- Country: India
- State: Karnataka
- District: Bengaluru Urban
- City: Bengaluru
- Lok Sabha constituency: Bangalore Central
- Assembly constituency: Gandhi Nagar

Government
- • Type: Municipal Corporation
- • Body: Bengaluru Central City Corporation
- • MP: P. C. Mohan (BJP)
- • MLA: Dinesh Gundu Rao
- • Councillor: T. Gopala Krishna

Area
- • Total: 1.93 km^{2} (0.75 sq mi)
- • Land: 1.93 km^{2} (0.75 sq mi)
- • Water: 0 km^{2} (0 sq mi) 0%
- • Park area: 0.14 km^{2} (0.054 sq mi)

Population (2011 Census)
- • Total: 31,208
- • Estimate (2014): 35,310
- • Density: 16,334/km^{2} (42,300/sq mi)
- • Males: 19,566
- • Females: 15,744
- Time zone: UTC+5:30 (IST)
- Pincode: 560 009
- Area code: 080

= Gandhi Nagar, Bengaluru =

Gandhi Nagar is a locality situated in Bengaluru.
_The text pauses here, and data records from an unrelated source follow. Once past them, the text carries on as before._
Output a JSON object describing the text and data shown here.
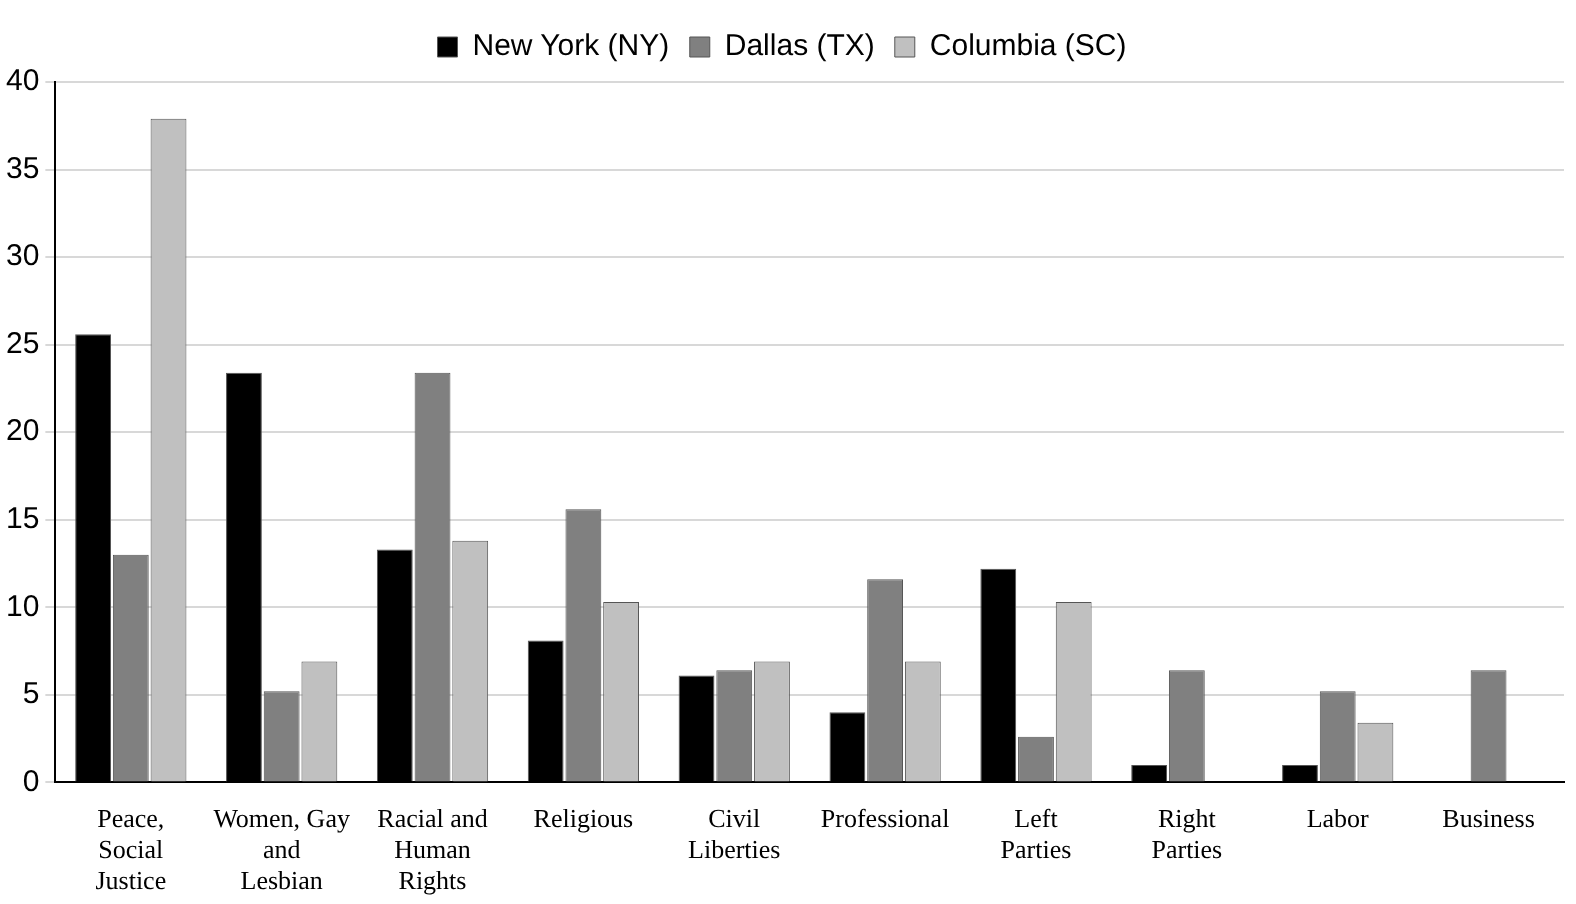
{
  "chart_data": {
    "type": "bar",
    "categories": [
      "Peace, Social Justice",
      "Women, Gay and Lesbian",
      "Racial and Human Rights",
      "Religious",
      "Civil Liberties",
      "Professional",
      "Left Parties",
      "Right Parties",
      "Labor",
      "Business"
    ],
    "series": [
      {
        "name": "New York (NY)",
        "color": "#000000",
        "values": [
          25.6,
          23.4,
          13.3,
          8.1,
          6.1,
          4.0,
          12.2,
          1.0,
          1.0,
          0
        ]
      },
      {
        "name": "Dallas (TX)",
        "color": "#808080",
        "values": [
          13.0,
          5.2,
          23.4,
          15.6,
          6.4,
          11.6,
          2.6,
          6.4,
          5.2,
          6.4
        ]
      },
      {
        "name": "Columbia (SC)",
        "color": "#c0c0c0",
        "values": [
          37.9,
          6.9,
          13.8,
          10.3,
          6.9,
          6.9,
          10.3,
          0,
          3.4,
          0
        ]
      }
    ],
    "ylim": [
      0,
      40
    ],
    "yticks": [
      0,
      5,
      10,
      15,
      20,
      25,
      30,
      35,
      40
    ],
    "grid": "y",
    "legend": "top"
  }
}
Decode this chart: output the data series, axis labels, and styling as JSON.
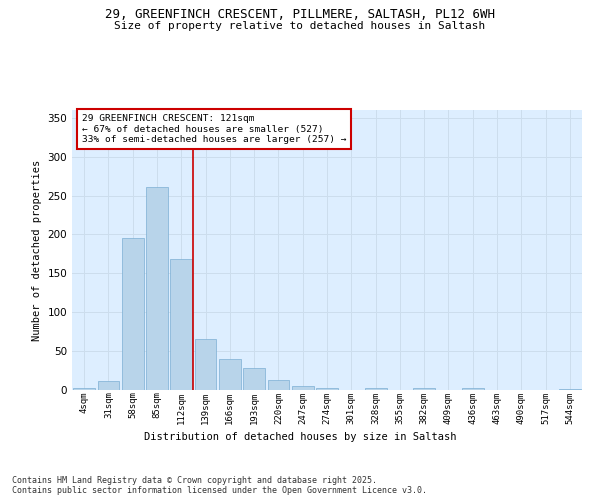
{
  "title_line1": "29, GREENFINCH CRESCENT, PILLMERE, SALTASH, PL12 6WH",
  "title_line2": "Size of property relative to detached houses in Saltash",
  "xlabel": "Distribution of detached houses by size in Saltash",
  "ylabel": "Number of detached properties",
  "bin_labels": [
    "4sqm",
    "31sqm",
    "58sqm",
    "85sqm",
    "112sqm",
    "139sqm",
    "166sqm",
    "193sqm",
    "220sqm",
    "247sqm",
    "274sqm",
    "301sqm",
    "328sqm",
    "355sqm",
    "382sqm",
    "409sqm",
    "436sqm",
    "463sqm",
    "490sqm",
    "517sqm",
    "544sqm"
  ],
  "bar_heights": [
    2,
    11,
    195,
    261,
    168,
    65,
    40,
    28,
    13,
    5,
    3,
    0,
    3,
    0,
    2,
    0,
    2,
    0,
    0,
    0,
    1
  ],
  "bar_color": "#b8d4ea",
  "bar_edgecolor": "#7bafd4",
  "annotation_line1": "29 GREENFINCH CRESCENT: 121sqm",
  "annotation_line2": "← 67% of detached houses are smaller (527)",
  "annotation_line3": "33% of semi-detached houses are larger (257) →",
  "annotation_box_color": "#ffffff",
  "annotation_box_edgecolor": "#cc0000",
  "vline_color": "#cc0000",
  "grid_color": "#ccdded",
  "background_color": "#ddeeff",
  "ylim": [
    0,
    360
  ],
  "yticks": [
    0,
    50,
    100,
    150,
    200,
    250,
    300,
    350
  ],
  "footer_line1": "Contains HM Land Registry data © Crown copyright and database right 2025.",
  "footer_line2": "Contains public sector information licensed under the Open Government Licence v3.0.",
  "vline_index": 4.5
}
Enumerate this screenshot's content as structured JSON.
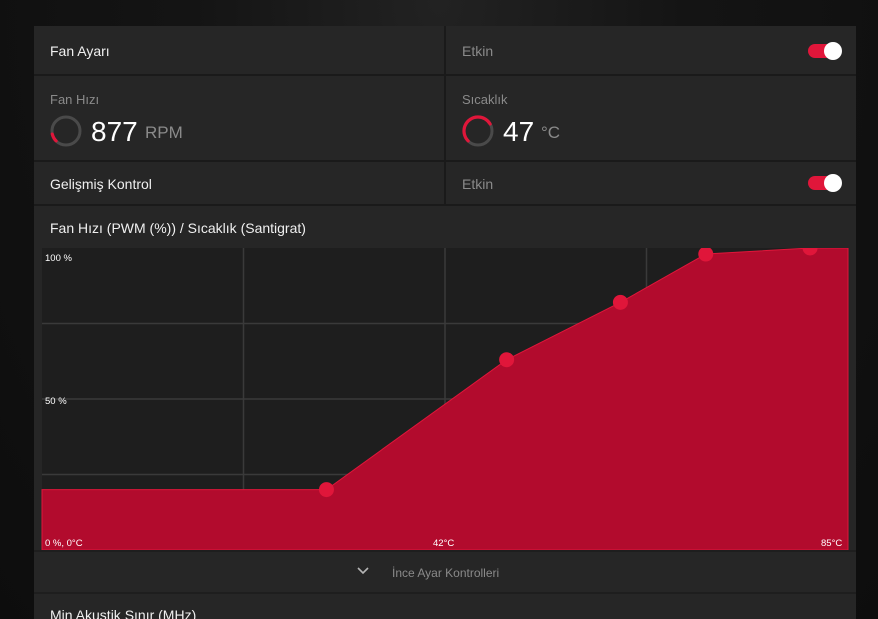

It is a bustling neighbourhood of Central Bengaluru.

==Administration==
Gandhi Nagar is a part of ward number 94 of the Bruhat Bengaluru Mahanagara Palike (BBMP). The Gandhi Nagar ward falls under the Gandhinagar assembly constituency and the Bangalore Central parliamentary constituency. The ward has a total area of 1.93 km^{2}. Per the 2011 Census, the ward had a population of 31,208, with 6,599 households. The population of the ward declined by 11.60% from 2001 to 2011.

The following localities are a part of the Gandhi Nagar ward: Seshadripuram, Ramakrishna Layout, Nehru Nagar, VV Giri Colony, Bangalore City, Kempegowda Bus Station, R.K. Puram, Gandhinagar, Srirampuram, Okalipuram, Ramachandrapuram, Upparpet, Chikpete.